The Book of Mormon records that Giddianhi, the leader of the antagonist Gadianton Robbers, wrote a letter to Lachoneus, the leader of the protagonist Nephites, demanding that they relinquish all their property and join their cause. In his letter he gives an ultimatum:

“And behold, I swear unto you, if ye will do this, with an oath, ye shall not be destroyed; but if ye will not do this, I swear unto you with an oath, that on the morrow month I will command that my armies shall come down against you, and they shall not stay their hand and shall spare not, but shall slay you, and shall let fall the sword upon you even until ye shall become extinct.”

It was a few years ago that the peculiarity of Giddianhi’s ultimatum really stood out to me for the first time.

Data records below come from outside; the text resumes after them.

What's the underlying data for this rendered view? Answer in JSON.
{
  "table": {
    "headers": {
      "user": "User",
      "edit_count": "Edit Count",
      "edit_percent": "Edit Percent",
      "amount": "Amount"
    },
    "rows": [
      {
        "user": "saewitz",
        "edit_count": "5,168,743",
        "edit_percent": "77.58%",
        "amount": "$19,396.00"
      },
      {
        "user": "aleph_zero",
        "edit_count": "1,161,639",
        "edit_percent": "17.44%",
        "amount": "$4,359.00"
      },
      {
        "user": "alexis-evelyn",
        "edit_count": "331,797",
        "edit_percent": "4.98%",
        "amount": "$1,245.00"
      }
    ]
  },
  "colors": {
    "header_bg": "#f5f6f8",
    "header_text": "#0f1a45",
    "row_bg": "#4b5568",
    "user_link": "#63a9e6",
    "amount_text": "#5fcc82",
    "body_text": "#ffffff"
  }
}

As an English major with a particular interest in literature written before the 20th century, I had read a variety of texts from the Old English, Middle English, Renaissance, Early Modern,18th and 19th Century periods. At the time I had been reading a great deal of early American writing, often in the original spelling and grammar, which had been written between 1500 and 1860. I had just finished a handful of books published around the time when Joseph Smith published the Book of Mormon and the phrase “…on the morrow month…” in Giddianhi’s letter really stuck out as an unusual construction.

I wondered if “on the morrow month” was in common usage in the 19th century, when Joseph was translating the Nephite record, but had since fallen out of use. Or maybe it was a construction adapted from the Jacobean language of the King James Bible. I had never run into it in any of my other reading, so I started to investigate.